개념상의 오류 외에도, 선택 오류, 관찰을 거꾸로 하는 오류, 제어기 오류 등 사람들이 오류에 대해 저지르는 여러 가지 일반적인 관찰 오류가 있다. In addition to conceptual errors, there are a number of common observational errors people make about errors, including Selection Fallacies, getting observations backwards, and the Controller Fallacy

Chapter 2: The Failure Detection Curve

Summary

실패검출은 탐지하기 가장 쉬운 실패가 가장 먼저 검출되는 실패라는 tautology에 의해 지배되므로 탐지가 진행될수록 작업이 어려워져 꼬리가 긴 특징적인 실패검출곡선을 만들어 낸다. Failure detection is dominated by the tautology that the easiest failures to detect are the first failures to detect, so that as detection proceeds, the work gets harder, producing a characteristic Failure Detection Curve with a long tail.
실패 감지 곡선의 긴 꼬리는 관리자가 실패 감지 작업을 잘못 추정하는 주요 원인 중 하나이다. The long tail of the Failure Detection Curve is one of the principal reasons managers misestimate failure detection tasks.
실패탐지곡선은 자연적인 역동성을 나타내기 때문에, 그것이 말하는 것보다 더 좋은 성과를 내기 위해 우리가 할 수 있는 일은 없다. 그러나 실패 감지 프로세스를 관리하는 방법에 주의를 기울이지 않으면 훨씬 더 나쁜 성능을 발휘할 수 있다. Because the Failure Detection Curve represents a natural dynamic, there is nothing we can do to perform better than it says. We can, however, perform much worse, if we're not careful of how we manage the failure detection process.
실패탐지곡선이 모두 나쁜 소식은 아니다. 시간에 따른 검출된 고장 패턴은 시험 적용 범위를 저해하는 일이 발생하지 않는 한 특정 수준의 고장 검출에 도달하는 시간을 예측하는 데 사용할 수 있다. The Failure Detection Curve is not all bad news. The pattern of detected failures over time can be used as a predictor of the time to reach any specified level of failure detection, as long as nothing is happening to undermine test coverage.
시험 적용범위를 저해할 수 있는 것 중 일부는 과실을 차단하는 것, 마스킹하는 것, 시험할 때 늦게 해제하는 것 등이다. Some of the things that can undermine test coverage are blocking faults, masking faults, and late releases to test.
늦게 완성되는 모듈은 부실한 코딩 사이클에서 발생할 수 있는데, 이는 고장 가능성이 높은 모듈일 가능성이 높다는 것을 의미한다. 후기 마감 모듈의 시험 속도를 높이기 위해 고안된 관리 정책은 실제로 문제를 더 악화시킬 수 있으며 소위 "불운" 추정을 많이 설명할 수 있다. Late finishing modules may arise from a cycle of poor coding, which means that they are more likely to be fault-prone modules. Management policies designed to speed testing of late finishing modules may actually make the problem worse, and may account for much so-called "bad luck" estimating.

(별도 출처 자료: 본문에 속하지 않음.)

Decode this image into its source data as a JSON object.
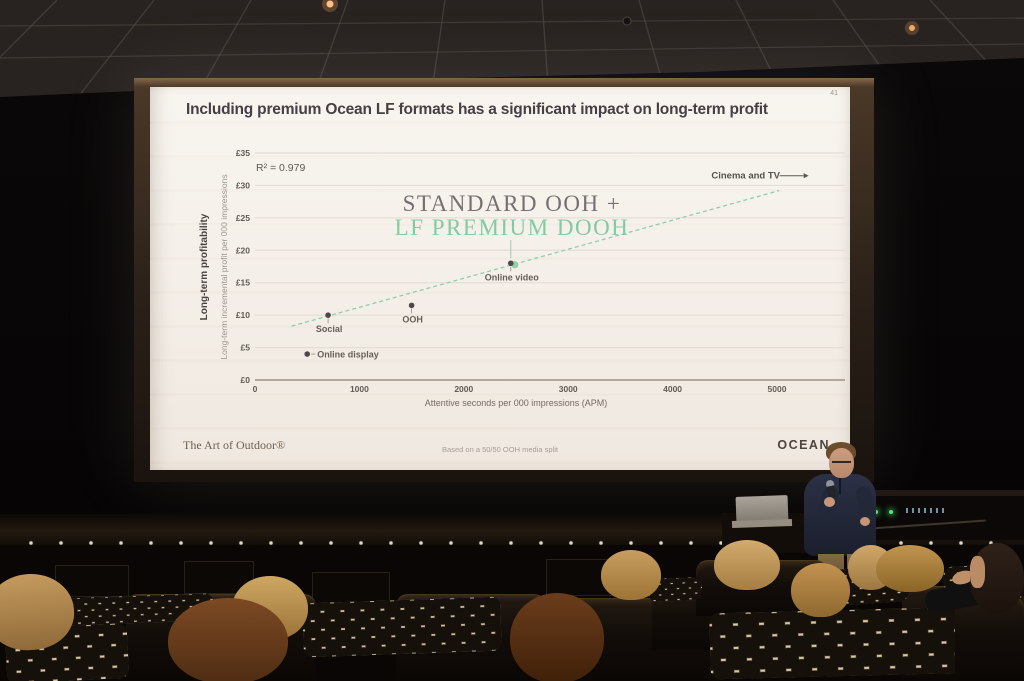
{
  "slide": {
    "page_number": "41",
    "title": "Including premium Ocean LF formats has a significant impact on long-term profit",
    "footer_left": "The Art of Outdoor®",
    "footer_center": "Based on a 50/50 OOH media split",
    "footer_right": "OCEAN"
  },
  "chart_data": {
    "type": "scatter",
    "xlabel": "Attentive seconds per 000 impressions (APM)",
    "ylabel_primary": "Long-term profitability",
    "ylabel_secondary": "Long-term incremental profit per 000 impressions",
    "xlim": [
      0,
      5000
    ],
    "ylim": [
      0,
      35
    ],
    "x_ticks": [
      0,
      1000,
      2000,
      3000,
      4000,
      5000
    ],
    "y_ticks": [
      0,
      5,
      10,
      15,
      20,
      25,
      30,
      35
    ],
    "y_tick_prefix": "£",
    "grid": true,
    "r_squared": "R² = 0.979",
    "annotation": {
      "line1": "STANDARD OOH +",
      "line2": "LF PREMIUM DOOH"
    },
    "points": [
      {
        "label": "Online display",
        "x": 500,
        "y": 4,
        "label_placement": "right"
      },
      {
        "label": "Social",
        "x": 700,
        "y": 10,
        "label_placement": "below"
      },
      {
        "label": "OOH",
        "x": 1500,
        "y": 11.5,
        "label_placement": "below"
      },
      {
        "label": "Online video",
        "x": 2450,
        "y": 18,
        "label_placement": "below",
        "highlighted": true
      }
    ],
    "trend_line": {
      "x1": 350,
      "y1": 8.3,
      "x2": 5020,
      "y2": 29.2,
      "style": "dashed"
    },
    "offchart_annotation": {
      "label": "Cinema and TV",
      "x": 4700,
      "y": 31.5,
      "arrow": "right"
    },
    "colors": {
      "accent_green": "#86cfa6",
      "green_text": "#7cc9a0",
      "point_dark": "#453e41",
      "grid": "#e3d8d0",
      "axis": "#8a7a6e",
      "label_gray": "#5a514b",
      "annotation_gray": "#6f686b",
      "slide_bg": "#f4efe8"
    }
  }
}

Chapter 3: Locating The Faults Behind The Failures

Summary

시스템 크기는 고장 위치의 역학관계에 직접적인 영향을 미치지만 간접적인 영향도 있다. 우리는 크기/복잡성 다이나믹을 이기기 위해 분할과 정복을 사용하며, 또한 분만 시간을 이기기 위해 노동력을 나누기도 한다. 그러나 이러한 노력은 시스템 크기가 고장 위치 시간에 미치는 여러 가지 간접적인 영향을 초래한다. System size has a direct effect on the dynamics of fault location, but there are indirect effects as well. We use divide and conquer to beat the Size/Complexity Dynamic, and we also divide the labor to beat delivery time. These efforts, however, lead to a number of indirect effects of system size on fault location time.
조직이 STI를 어떻게 처리하는지를 관찰함으로써 그 문화에 대해 많은 것을 배울 수 있다. 특히, 당신은 그것의 문화적 패턴이 증가하는 고객이나 문제 수요에 대한 스트레스에서 어느 정도인지 배울 수 있다. You can learn a great deal about its culture by observing how an organization handles its STIs. In particular, you can learn to what degree its cultural pattern is under stress of increased customer or problem demands.
중요한 역학관계는 비선형적으로 성장하는 STI의 순환을 기술하는데, STI가 더 많이 순환한다. An important dynamic describes the circulation of STIs, which grows non-linearly the more STIs are in circulation.
STI 손실과 같은 공정 오류도 위치 시간을 증가시킨다. Process errors such as losing STIs also increase location time.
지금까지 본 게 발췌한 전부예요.